Second Verse, Same as the First

I can’t decide if it is my musical taste or my personal life that is stuck in a rut. Whenever I get in one of those moods that requires a little emo music and some wallowing, I turn to the same crop of 20 songs or so.   For convenience sake, I’ve even compiled a playlist, entitled “The Mopiest”, for easy access to the songs that I feel capture my mood and the situation that drove me to this self-indulgent pity binge.  Over the years, new songs have made the cut, but there are also tunes on there that I listened to back in freshman year of college after a bad break-up. So, we are talking about some sad songs that I have listened to hundreds of times for over a decade.

Whether it be Jimmy Eat World’s “If You Don’t Don’t” or Ben Folds Five’s “Evaporated”, for years I have found the solace I am seeking in emo-ing out to this music.  I would contend that both of these songs are amazing independent of my personal attachment to them.  Still though, there are always alarm bells ringing in the distance that the same song that summed up my life at age 19 is still what I turn to at age 29.  I suppose part of this is how pop culture is intended to function.  You develop a special attachment to these texts, you ascribe your own memories into them, and revisiting them, at least for me, helps me to reflect back on the past and, in theory, learn from it.

How much I am learning is up for debate though.  The beauty of great pop songs is their universal accessibility.  So, I guess it makes a certain amount of sense that the songs I love and lean on the most always seem to find a way to be fitting.  On the other hand, as someone who pays such close attention to the lyrics, I have to pause and be slightly concerned at how precise some of these sentiments seem, yet how often these sentiments seem to apply.  It isn’t even inadvertent. I can identify mid-situation exactly which song I am going to immediately put on in the car. I feel myself in these down moments in my life thinking, “Well, it has been a while since you’ve dusted off Jason Robert Brown” as they are happening.  I am basically one step away from responding to people in these conversations in my life with song lyrics instead of my own original thoughts.

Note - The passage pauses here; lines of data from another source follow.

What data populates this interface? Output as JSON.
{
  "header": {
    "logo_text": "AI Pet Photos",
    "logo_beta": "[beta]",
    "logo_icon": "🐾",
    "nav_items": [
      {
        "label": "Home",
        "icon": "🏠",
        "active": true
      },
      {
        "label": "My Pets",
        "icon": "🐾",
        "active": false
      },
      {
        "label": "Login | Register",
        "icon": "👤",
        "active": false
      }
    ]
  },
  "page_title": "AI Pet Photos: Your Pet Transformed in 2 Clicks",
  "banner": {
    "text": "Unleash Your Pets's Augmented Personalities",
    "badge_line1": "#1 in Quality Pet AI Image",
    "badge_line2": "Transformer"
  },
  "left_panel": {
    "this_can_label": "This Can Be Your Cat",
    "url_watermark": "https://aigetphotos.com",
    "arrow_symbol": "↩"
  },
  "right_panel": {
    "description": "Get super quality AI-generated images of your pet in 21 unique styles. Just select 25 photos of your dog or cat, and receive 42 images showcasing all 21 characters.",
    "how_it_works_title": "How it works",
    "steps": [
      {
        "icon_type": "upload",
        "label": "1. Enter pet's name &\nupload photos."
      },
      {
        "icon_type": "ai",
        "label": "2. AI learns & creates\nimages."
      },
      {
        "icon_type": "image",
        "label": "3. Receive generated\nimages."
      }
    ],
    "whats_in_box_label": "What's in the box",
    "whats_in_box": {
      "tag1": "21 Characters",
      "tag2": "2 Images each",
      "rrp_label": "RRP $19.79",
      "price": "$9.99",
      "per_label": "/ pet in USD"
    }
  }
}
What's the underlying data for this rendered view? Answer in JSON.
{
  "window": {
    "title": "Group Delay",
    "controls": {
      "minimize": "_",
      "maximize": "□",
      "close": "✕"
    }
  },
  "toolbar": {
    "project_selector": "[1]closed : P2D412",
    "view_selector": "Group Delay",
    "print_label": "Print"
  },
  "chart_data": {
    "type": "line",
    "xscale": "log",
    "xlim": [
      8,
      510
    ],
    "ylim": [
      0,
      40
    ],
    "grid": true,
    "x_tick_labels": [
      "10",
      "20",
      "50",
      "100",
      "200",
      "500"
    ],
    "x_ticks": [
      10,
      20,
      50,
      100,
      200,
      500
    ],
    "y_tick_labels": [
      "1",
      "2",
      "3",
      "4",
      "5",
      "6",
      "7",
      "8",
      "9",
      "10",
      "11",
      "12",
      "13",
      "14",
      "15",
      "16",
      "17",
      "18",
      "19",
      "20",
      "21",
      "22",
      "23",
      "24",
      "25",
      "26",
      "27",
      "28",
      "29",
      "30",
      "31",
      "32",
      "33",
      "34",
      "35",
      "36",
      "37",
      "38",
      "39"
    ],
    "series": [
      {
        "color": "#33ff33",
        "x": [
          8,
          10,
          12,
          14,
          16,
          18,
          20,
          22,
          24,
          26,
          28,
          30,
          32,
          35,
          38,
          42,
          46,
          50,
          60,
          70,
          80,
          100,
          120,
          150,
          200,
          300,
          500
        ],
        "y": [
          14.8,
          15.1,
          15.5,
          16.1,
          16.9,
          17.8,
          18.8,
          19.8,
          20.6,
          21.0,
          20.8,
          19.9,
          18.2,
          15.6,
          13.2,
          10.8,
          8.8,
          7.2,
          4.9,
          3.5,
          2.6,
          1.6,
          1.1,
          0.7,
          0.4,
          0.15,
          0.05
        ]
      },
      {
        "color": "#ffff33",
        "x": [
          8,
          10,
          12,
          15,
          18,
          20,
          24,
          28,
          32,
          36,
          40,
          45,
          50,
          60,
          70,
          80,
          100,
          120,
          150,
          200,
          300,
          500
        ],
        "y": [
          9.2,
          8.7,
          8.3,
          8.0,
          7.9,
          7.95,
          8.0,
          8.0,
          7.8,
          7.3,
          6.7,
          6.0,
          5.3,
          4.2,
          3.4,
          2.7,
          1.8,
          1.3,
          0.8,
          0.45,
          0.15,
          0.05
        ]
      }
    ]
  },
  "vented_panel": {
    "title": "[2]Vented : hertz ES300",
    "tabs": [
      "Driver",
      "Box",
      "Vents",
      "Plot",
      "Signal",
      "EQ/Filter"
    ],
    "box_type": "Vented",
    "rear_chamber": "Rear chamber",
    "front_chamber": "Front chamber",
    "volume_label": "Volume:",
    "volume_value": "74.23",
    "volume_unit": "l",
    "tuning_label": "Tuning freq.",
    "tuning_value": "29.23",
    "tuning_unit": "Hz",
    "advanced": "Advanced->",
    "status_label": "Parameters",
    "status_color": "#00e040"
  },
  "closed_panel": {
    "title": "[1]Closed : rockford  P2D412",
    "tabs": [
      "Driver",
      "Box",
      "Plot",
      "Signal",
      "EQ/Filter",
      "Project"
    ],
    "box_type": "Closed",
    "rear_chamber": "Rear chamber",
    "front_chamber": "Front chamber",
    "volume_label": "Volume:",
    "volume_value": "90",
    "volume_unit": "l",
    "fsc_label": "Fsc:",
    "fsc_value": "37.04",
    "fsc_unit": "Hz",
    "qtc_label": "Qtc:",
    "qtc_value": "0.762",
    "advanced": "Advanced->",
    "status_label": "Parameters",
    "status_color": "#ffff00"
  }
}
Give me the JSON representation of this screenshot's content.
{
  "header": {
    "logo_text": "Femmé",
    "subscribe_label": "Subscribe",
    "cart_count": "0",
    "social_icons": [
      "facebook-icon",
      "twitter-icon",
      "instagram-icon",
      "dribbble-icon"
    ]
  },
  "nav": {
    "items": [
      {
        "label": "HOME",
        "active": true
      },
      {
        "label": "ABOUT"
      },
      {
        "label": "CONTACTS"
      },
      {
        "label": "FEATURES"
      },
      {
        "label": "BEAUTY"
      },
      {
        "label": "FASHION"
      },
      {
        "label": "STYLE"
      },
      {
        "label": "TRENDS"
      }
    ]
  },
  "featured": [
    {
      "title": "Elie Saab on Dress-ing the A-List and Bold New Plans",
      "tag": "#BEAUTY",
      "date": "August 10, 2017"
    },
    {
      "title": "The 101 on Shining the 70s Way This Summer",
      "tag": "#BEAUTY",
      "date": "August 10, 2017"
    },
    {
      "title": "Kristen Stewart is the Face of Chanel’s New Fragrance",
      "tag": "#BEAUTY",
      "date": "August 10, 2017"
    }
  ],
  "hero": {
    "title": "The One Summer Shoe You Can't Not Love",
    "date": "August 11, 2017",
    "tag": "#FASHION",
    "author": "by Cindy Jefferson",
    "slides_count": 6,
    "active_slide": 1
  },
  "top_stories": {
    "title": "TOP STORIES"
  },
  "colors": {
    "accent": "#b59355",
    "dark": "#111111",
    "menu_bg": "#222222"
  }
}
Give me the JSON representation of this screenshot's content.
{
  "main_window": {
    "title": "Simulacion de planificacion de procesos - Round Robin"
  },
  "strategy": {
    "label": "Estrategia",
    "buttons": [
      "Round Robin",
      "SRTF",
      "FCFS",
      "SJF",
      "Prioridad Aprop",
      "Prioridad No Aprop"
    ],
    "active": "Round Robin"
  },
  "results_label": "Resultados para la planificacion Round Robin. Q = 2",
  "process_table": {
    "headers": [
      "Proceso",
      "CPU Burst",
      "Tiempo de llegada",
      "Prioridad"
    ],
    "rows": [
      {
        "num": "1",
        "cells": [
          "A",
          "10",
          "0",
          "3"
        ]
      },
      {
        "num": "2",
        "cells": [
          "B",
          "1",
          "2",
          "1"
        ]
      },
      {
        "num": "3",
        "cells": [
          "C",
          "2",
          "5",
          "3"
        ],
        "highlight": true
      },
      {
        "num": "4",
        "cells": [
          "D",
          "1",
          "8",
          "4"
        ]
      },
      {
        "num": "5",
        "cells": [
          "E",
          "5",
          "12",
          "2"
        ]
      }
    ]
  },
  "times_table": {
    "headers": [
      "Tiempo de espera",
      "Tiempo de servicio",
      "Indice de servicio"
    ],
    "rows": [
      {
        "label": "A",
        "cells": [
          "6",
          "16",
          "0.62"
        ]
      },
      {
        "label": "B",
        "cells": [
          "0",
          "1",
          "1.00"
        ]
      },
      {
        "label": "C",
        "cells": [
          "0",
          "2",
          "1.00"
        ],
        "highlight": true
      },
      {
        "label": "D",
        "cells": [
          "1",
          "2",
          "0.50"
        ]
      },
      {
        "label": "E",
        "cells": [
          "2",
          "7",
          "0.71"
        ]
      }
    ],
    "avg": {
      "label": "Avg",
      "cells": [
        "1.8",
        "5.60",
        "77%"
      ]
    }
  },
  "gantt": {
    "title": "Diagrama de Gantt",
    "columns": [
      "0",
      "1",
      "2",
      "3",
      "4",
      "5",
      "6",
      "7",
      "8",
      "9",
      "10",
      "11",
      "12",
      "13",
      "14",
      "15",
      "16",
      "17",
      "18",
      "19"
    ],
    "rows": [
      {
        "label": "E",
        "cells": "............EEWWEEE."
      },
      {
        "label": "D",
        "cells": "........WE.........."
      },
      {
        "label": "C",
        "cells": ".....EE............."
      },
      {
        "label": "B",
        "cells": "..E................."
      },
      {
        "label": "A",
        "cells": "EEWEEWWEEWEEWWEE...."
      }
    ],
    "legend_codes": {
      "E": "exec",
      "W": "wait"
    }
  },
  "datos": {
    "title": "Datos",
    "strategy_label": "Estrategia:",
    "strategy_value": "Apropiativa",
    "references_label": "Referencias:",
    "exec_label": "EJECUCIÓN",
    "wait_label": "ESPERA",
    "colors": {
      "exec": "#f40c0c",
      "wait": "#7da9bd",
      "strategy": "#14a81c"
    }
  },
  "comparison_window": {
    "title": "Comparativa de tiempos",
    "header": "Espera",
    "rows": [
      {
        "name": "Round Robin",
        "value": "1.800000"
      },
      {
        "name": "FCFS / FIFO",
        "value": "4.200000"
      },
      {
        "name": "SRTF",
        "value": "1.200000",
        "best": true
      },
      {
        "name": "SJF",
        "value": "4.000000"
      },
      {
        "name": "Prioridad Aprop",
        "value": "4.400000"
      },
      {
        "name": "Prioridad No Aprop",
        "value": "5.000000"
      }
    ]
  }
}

What I’m getting at is this: I don’t know if these songs are helping or hurting.  Each time that I cue up The Mopiest, am I just setting myself up for another situation that will lead me to listen to the three (that’s right, three) different covers of “Someone to Fall Back On” that are on this playlist? I say I learn from this process, but here I am reviewing the same material. I’ve learned the lesson this four minute song has to offer. I love this song.  In my mind, it is one of the greatest songs ever written. I owe a lot of good cries and pensive moments and long drives to this song.  And I think, as long as I live, I won’t be able to listen to it without reflecting back on numerous moments in the past ten years that have hurt, but helped me grow up.  I’m grateful for this song.

But I am ready for this playlist and this song to stop defining the personal moments of my life over and over again. I am ready to learn the lesson. I am ready to fuck up my personal relationships in a new and inventive way. I am ready for new songs. They don’t even need to be happy ones. They just need to be different.